Ce qui ajoutait à l’insolite de l’occurrence, c’est que le chef de l’Etat avait affirmé, voici un an, qu’il s’engageait à ne pas exiger la révision de la Loi fondamentale de la République. Entre-temps, cependant, bien des péripéties avaient ponctué le cours de la chose politique, notamment au sommet du pouvoir exécutif, devenu monocéphale par la seule volonté du chef du gouvernement. BCE, rageur mais résigné, s’est lamenté du sort qui lui a été ainsi réservé et d’autres « avanies » qui lui ont été infligées, citant entre autres le fait d’avoir été traité par-dessus la jambe lors du dernier remaniement ministériel, Youssef Chahed, étant passé tout de go et sans autre forme de procès par le Parlement.

De Charybde en Scylla

Pourtant, l’article 71 de la Constitution auquel se réfère le président de la République dispose explicitement que « le pouvoir exécutif est exercé par le Président de la République et un Gouvernement présidé par le Chef du Gouvernement ». Mais, c’est compter sans l’article 77 qui reconnaît au président de la République des prérogatives limitées uniquement aux « domaines de la défense, des relations étrangères et de la sécurité nationale relative à la protection de l’État et du territoire national des menaces intérieures et extérieures ». Et encore, après consultation du chef du gouvernement.
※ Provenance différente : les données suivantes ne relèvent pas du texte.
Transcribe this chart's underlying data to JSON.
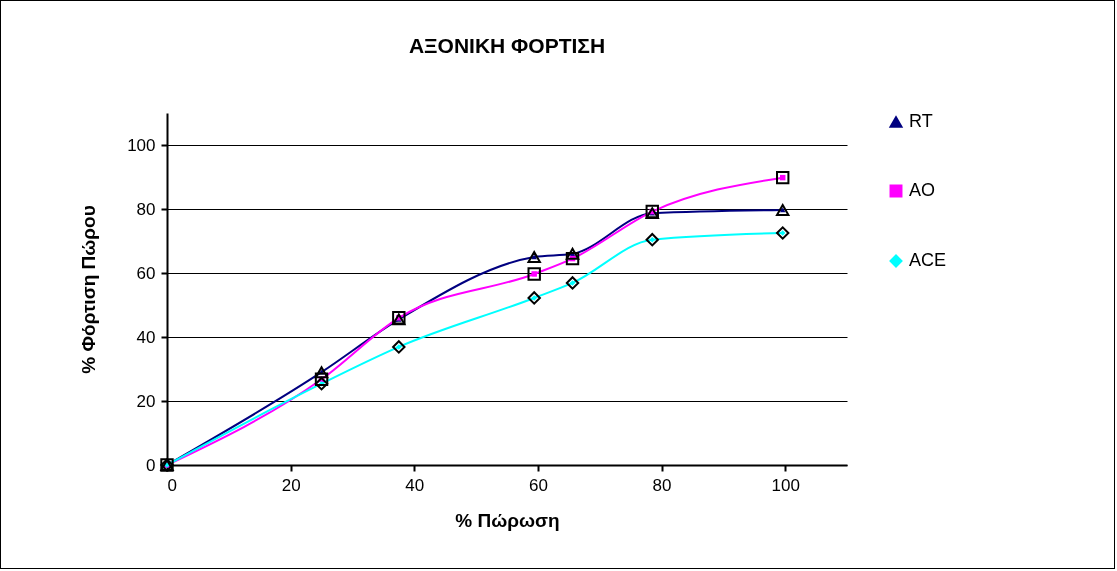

Manifestement, Béji Caïd Essebsi à du mal à se cantonner dans ce rôle qu’il juge exigu et dont il brûle de s’affranchir pour élargir ses attributions face à un chef du gouvernement qui n’a de comptes à rendre qu’à l’Assemblée des représentants du peuple où le mouvement Ennahdha fait la pluie et le beau temps, fait et défait les choses et les gens. Et pour échapper à sa captive condition, BCE ne peut disposer que d’un seul outil, l’amendement de la Constitution. Seulement, et par-delà la rhétorique qui s’attache à la question qui l’occupe, le président de la République est dans la totale incapacité de faire quoi que ce soit qui arrange sa démonstration. Et ceci pour la simple raison que la Cour constitutionnelle tarde à exister alors que l’article 144 dispose que « toute proposition de révision de la Constitution est soumise par le président de l’Assemblée des représentants du peuple à la Cour constitutionnelle afin de donner son avis en ce qu’elle ne porte pas atteinte aux matières dont la révision est interdite par la Constitution ».
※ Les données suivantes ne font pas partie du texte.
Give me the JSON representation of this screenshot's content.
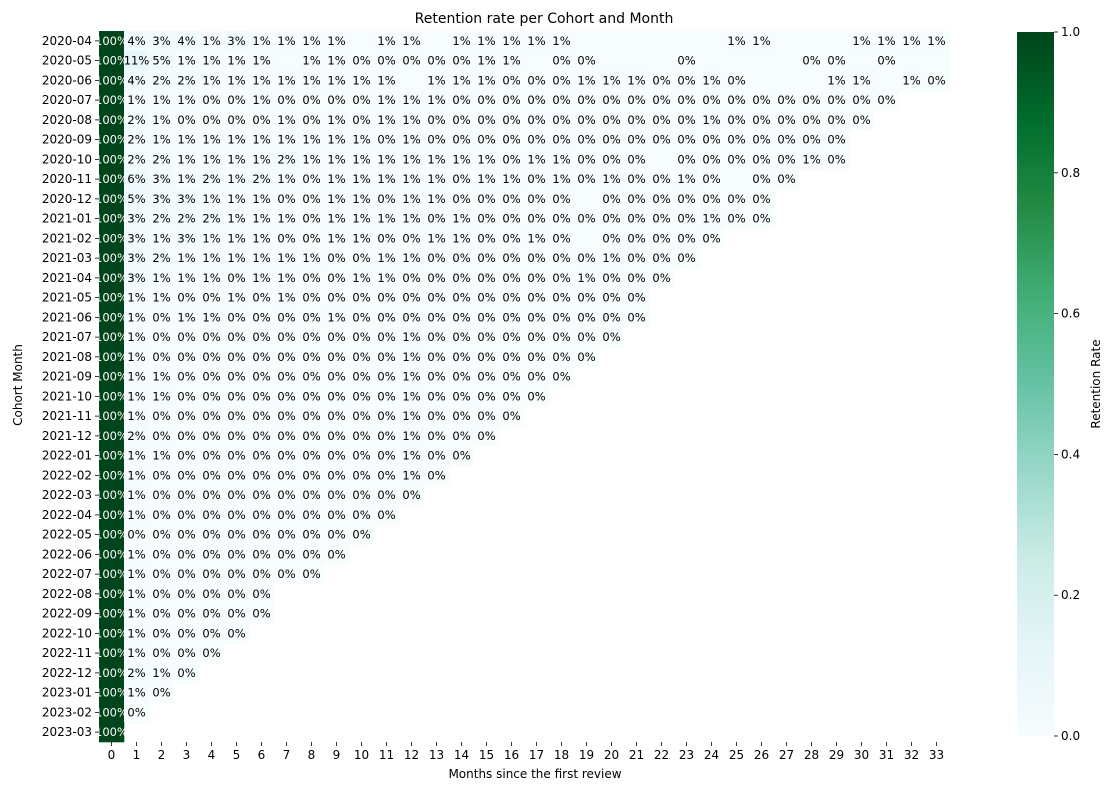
{
  "chart_data": {
    "type": "heatmap",
    "title": "Retention rate per Cohort and Month",
    "xlabel": "Months since the first review",
    "ylabel": "Cohort Month",
    "x": [
      "0",
      "1",
      "2",
      "3",
      "4",
      "5",
      "6",
      "7",
      "8",
      "9",
      "10",
      "11",
      "12",
      "13",
      "14",
      "15",
      "16",
      "17",
      "18",
      "19",
      "20",
      "21",
      "22",
      "23",
      "24",
      "25",
      "26",
      "27",
      "28",
      "29",
      "30",
      "31",
      "32",
      "33"
    ],
    "y": [
      "2020-04",
      "2020-05",
      "2020-06",
      "2020-07",
      "2020-08",
      "2020-09",
      "2020-10",
      "2020-11",
      "2020-12",
      "2021-01",
      "2021-02",
      "2021-03",
      "2021-04",
      "2021-05",
      "2021-06",
      "2021-07",
      "2021-08",
      "2021-09",
      "2021-10",
      "2021-11",
      "2021-12",
      "2022-01",
      "2022-02",
      "2022-03",
      "2022-04",
      "2022-05",
      "2022-06",
      "2022-07",
      "2022-08",
      "2022-09",
      "2022-10",
      "2022-11",
      "2022-12",
      "2023-01",
      "2023-02",
      "2023-03"
    ],
    "cells": [
      [
        "100%",
        "4%",
        "3%",
        "4%",
        "1%",
        "3%",
        "1%",
        "1%",
        "1%",
        "1%",
        "",
        "1%",
        "1%",
        "",
        "1%",
        "1%",
        "1%",
        "1%",
        "1%",
        "",
        "",
        "",
        "",
        "",
        "",
        "1%",
        "1%",
        "",
        "",
        "",
        "1%",
        "1%",
        "1%",
        "1%"
      ],
      [
        "100%",
        "11%",
        "5%",
        "1%",
        "1%",
        "1%",
        "1%",
        "",
        "1%",
        "1%",
        "0%",
        "0%",
        "0%",
        "0%",
        "0%",
        "1%",
        "1%",
        "",
        "0%",
        "0%",
        "",
        "",
        "",
        "0%",
        "",
        "",
        "",
        "",
        "0%",
        "0%",
        "",
        "0%",
        "",
        ""
      ],
      [
        "100%",
        "4%",
        "2%",
        "2%",
        "1%",
        "1%",
        "1%",
        "1%",
        "1%",
        "1%",
        "1%",
        "1%",
        "",
        "1%",
        "1%",
        "1%",
        "0%",
        "0%",
        "0%",
        "1%",
        "1%",
        "1%",
        "0%",
        "0%",
        "1%",
        "0%",
        "",
        "",
        "",
        "1%",
        "1%",
        "",
        "1%",
        "0%"
      ],
      [
        "100%",
        "1%",
        "1%",
        "1%",
        "0%",
        "0%",
        "1%",
        "0%",
        "0%",
        "0%",
        "0%",
        "1%",
        "1%",
        "1%",
        "0%",
        "0%",
        "0%",
        "0%",
        "0%",
        "0%",
        "0%",
        "0%",
        "0%",
        "0%",
        "0%",
        "0%",
        "0%",
        "0%",
        "0%",
        "0%",
        "0%",
        "0%"
      ],
      [
        "100%",
        "2%",
        "1%",
        "0%",
        "0%",
        "0%",
        "0%",
        "1%",
        "0%",
        "1%",
        "0%",
        "1%",
        "1%",
        "0%",
        "0%",
        "0%",
        "0%",
        "0%",
        "0%",
        "0%",
        "0%",
        "0%",
        "0%",
        "0%",
        "1%",
        "0%",
        "0%",
        "0%",
        "0%",
        "0%",
        "0%"
      ],
      [
        "100%",
        "2%",
        "1%",
        "1%",
        "1%",
        "1%",
        "1%",
        "1%",
        "1%",
        "1%",
        "1%",
        "0%",
        "1%",
        "0%",
        "0%",
        "0%",
        "0%",
        "0%",
        "0%",
        "0%",
        "0%",
        "0%",
        "0%",
        "0%",
        "0%",
        "0%",
        "0%",
        "0%",
        "0%",
        "0%"
      ],
      [
        "100%",
        "2%",
        "2%",
        "1%",
        "1%",
        "1%",
        "1%",
        "2%",
        "1%",
        "1%",
        "1%",
        "1%",
        "1%",
        "1%",
        "1%",
        "1%",
        "0%",
        "1%",
        "1%",
        "0%",
        "0%",
        "0%",
        "",
        "0%",
        "0%",
        "0%",
        "0%",
        "0%",
        "1%",
        "0%"
      ],
      [
        "100%",
        "6%",
        "3%",
        "1%",
        "2%",
        "1%",
        "2%",
        "1%",
        "0%",
        "1%",
        "1%",
        "1%",
        "1%",
        "1%",
        "0%",
        "1%",
        "1%",
        "0%",
        "1%",
        "0%",
        "1%",
        "0%",
        "0%",
        "1%",
        "0%",
        "",
        "0%",
        "0%"
      ],
      [
        "100%",
        "5%",
        "3%",
        "3%",
        "1%",
        "1%",
        "1%",
        "0%",
        "0%",
        "1%",
        "1%",
        "0%",
        "1%",
        "1%",
        "0%",
        "0%",
        "0%",
        "0%",
        "0%",
        "",
        "0%",
        "0%",
        "0%",
        "0%",
        "0%",
        "0%",
        "0%"
      ],
      [
        "100%",
        "3%",
        "2%",
        "2%",
        "2%",
        "1%",
        "1%",
        "1%",
        "0%",
        "1%",
        "1%",
        "1%",
        "1%",
        "0%",
        "1%",
        "0%",
        "0%",
        "0%",
        "0%",
        "0%",
        "0%",
        "0%",
        "0%",
        "0%",
        "1%",
        "0%",
        "0%"
      ],
      [
        "100%",
        "3%",
        "1%",
        "3%",
        "1%",
        "1%",
        "1%",
        "0%",
        "0%",
        "1%",
        "1%",
        "0%",
        "0%",
        "1%",
        "1%",
        "0%",
        "0%",
        "1%",
        "0%",
        "",
        "0%",
        "0%",
        "0%",
        "0%",
        "0%"
      ],
      [
        "100%",
        "3%",
        "2%",
        "1%",
        "1%",
        "1%",
        "1%",
        "1%",
        "1%",
        "0%",
        "0%",
        "1%",
        "1%",
        "0%",
        "0%",
        "0%",
        "0%",
        "0%",
        "0%",
        "0%",
        "1%",
        "0%",
        "0%",
        "0%"
      ],
      [
        "100%",
        "3%",
        "1%",
        "1%",
        "1%",
        "0%",
        "1%",
        "1%",
        "0%",
        "0%",
        "1%",
        "1%",
        "0%",
        "0%",
        "0%",
        "0%",
        "0%",
        "0%",
        "0%",
        "1%",
        "0%",
        "0%",
        "0%"
      ],
      [
        "100%",
        "1%",
        "1%",
        "0%",
        "0%",
        "1%",
        "0%",
        "1%",
        "0%",
        "0%",
        "0%",
        "0%",
        "0%",
        "0%",
        "0%",
        "0%",
        "0%",
        "0%",
        "0%",
        "0%",
        "0%",
        "0%"
      ],
      [
        "100%",
        "1%",
        "0%",
        "1%",
        "1%",
        "0%",
        "0%",
        "0%",
        "0%",
        "1%",
        "0%",
        "0%",
        "0%",
        "0%",
        "0%",
        "0%",
        "0%",
        "0%",
        "0%",
        "0%",
        "0%",
        "0%"
      ],
      [
        "100%",
        "1%",
        "0%",
        "0%",
        "0%",
        "0%",
        "0%",
        "0%",
        "0%",
        "0%",
        "0%",
        "0%",
        "1%",
        "0%",
        "0%",
        "0%",
        "0%",
        "0%",
        "0%",
        "0%",
        "0%"
      ],
      [
        "100%",
        "1%",
        "0%",
        "0%",
        "0%",
        "0%",
        "0%",
        "0%",
        "0%",
        "0%",
        "0%",
        "0%",
        "1%",
        "0%",
        "0%",
        "0%",
        "0%",
        "0%",
        "0%",
        "0%"
      ],
      [
        "100%",
        "1%",
        "1%",
        "0%",
        "0%",
        "0%",
        "0%",
        "0%",
        "0%",
        "0%",
        "0%",
        "0%",
        "1%",
        "0%",
        "0%",
        "0%",
        "0%",
        "0%",
        "0%"
      ],
      [
        "100%",
        "1%",
        "1%",
        "0%",
        "0%",
        "0%",
        "0%",
        "0%",
        "0%",
        "0%",
        "0%",
        "0%",
        "1%",
        "0%",
        "0%",
        "0%",
        "0%",
        "0%"
      ],
      [
        "100%",
        "1%",
        "0%",
        "0%",
        "0%",
        "0%",
        "0%",
        "0%",
        "0%",
        "0%",
        "0%",
        "0%",
        "1%",
        "0%",
        "0%",
        "0%",
        "0%"
      ],
      [
        "100%",
        "2%",
        "0%",
        "0%",
        "0%",
        "0%",
        "0%",
        "0%",
        "0%",
        "0%",
        "0%",
        "0%",
        "1%",
        "0%",
        "0%",
        "0%"
      ],
      [
        "100%",
        "1%",
        "1%",
        "0%",
        "0%",
        "0%",
        "0%",
        "0%",
        "0%",
        "0%",
        "0%",
        "0%",
        "1%",
        "0%",
        "0%"
      ],
      [
        "100%",
        "1%",
        "0%",
        "0%",
        "0%",
        "0%",
        "0%",
        "0%",
        "0%",
        "0%",
        "0%",
        "0%",
        "1%",
        "0%"
      ],
      [
        "100%",
        "1%",
        "0%",
        "0%",
        "0%",
        "0%",
        "0%",
        "0%",
        "0%",
        "0%",
        "0%",
        "0%",
        "0%"
      ],
      [
        "100%",
        "1%",
        "0%",
        "0%",
        "0%",
        "0%",
        "0%",
        "0%",
        "0%",
        "0%",
        "0%",
        "0%"
      ],
      [
        "100%",
        "0%",
        "0%",
        "0%",
        "0%",
        "0%",
        "0%",
        "0%",
        "0%",
        "0%",
        "0%"
      ],
      [
        "100%",
        "1%",
        "0%",
        "0%",
        "0%",
        "0%",
        "0%",
        "0%",
        "0%",
        "0%"
      ],
      [
        "100%",
        "1%",
        "0%",
        "0%",
        "0%",
        "0%",
        "0%",
        "0%",
        "0%"
      ],
      [
        "100%",
        "1%",
        "0%",
        "0%",
        "0%",
        "0%",
        "0%"
      ],
      [
        "100%",
        "1%",
        "0%",
        "0%",
        "0%",
        "0%",
        "0%"
      ],
      [
        "100%",
        "1%",
        "0%",
        "0%",
        "0%",
        "0%"
      ],
      [
        "100%",
        "1%",
        "0%",
        "0%",
        "0%"
      ],
      [
        "100%",
        "2%",
        "1%",
        "0%"
      ],
      [
        "100%",
        "1%",
        "0%"
      ],
      [
        "100%",
        "0%"
      ],
      [
        "100%"
      ]
    ],
    "colorbar": {
      "label": "Retention Rate",
      "range": [
        0.0,
        1.0
      ],
      "ticks": [
        "0.0",
        "0.2",
        "0.4",
        "0.6",
        "0.8",
        "1.0"
      ],
      "colors": [
        "#f7fcfd",
        "#e5f5f9",
        "#ccece6",
        "#99d8c9",
        "#66c2a4",
        "#41ae76",
        "#238b45",
        "#006d2c",
        "#00441b"
      ]
    },
    "grid": false
  }
}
On comprend dès lors le zèle mis par le chef de l’Etat pour préconiser, chaque fois que l’opportunité lui en était offerte, l’achèvement de la mise en place des instances constitutionnelles, y compris la Cour constitutionnelle. Mais convenons qu’il y a plus dur, car la révision doit obligatoirement se faire à la majorité des deux tiers des membres de l’ARP. Le président de la République peut, après l’accord des deux tiers des membres de l’Assemblée, soumettre la révision au référendum, l’adoption se fait dans ce cas à la majorité des votants.

Le « Niet » d’Ennahdha

Une piste si cahoteuse qu’elle risque de ne mener nulle part. D’ailleurs, le mouvement Ennahdha, par le truchement de son vice-président, Ali Larayedh, a apporté une cuisante réponse à BCE, affirmant que « la période d’avant les élections n’est pas propice à l’amendement de la Constitution” qui, selon lui, devrait être opéré à l’issue du quinquennat.

A quelques petits mois des échéances électorales, la Présidentielle et les Législatives, la cause semble comme entendue pour le président de la République dont on ne sait même pas s’il compte rempiler à la tête de la magistrature suprême. On ne peut tout même pas ne pas se convaincre que la question de l’amendement de la Constitution va immanquablement se poser, certes point avant les élections. Car enfin, la Loi fondamentale, telle qu’elle a été faite, à tout pour inhiber la bonne ordonnance de la chose publique. Et ce n’est pas peu dire !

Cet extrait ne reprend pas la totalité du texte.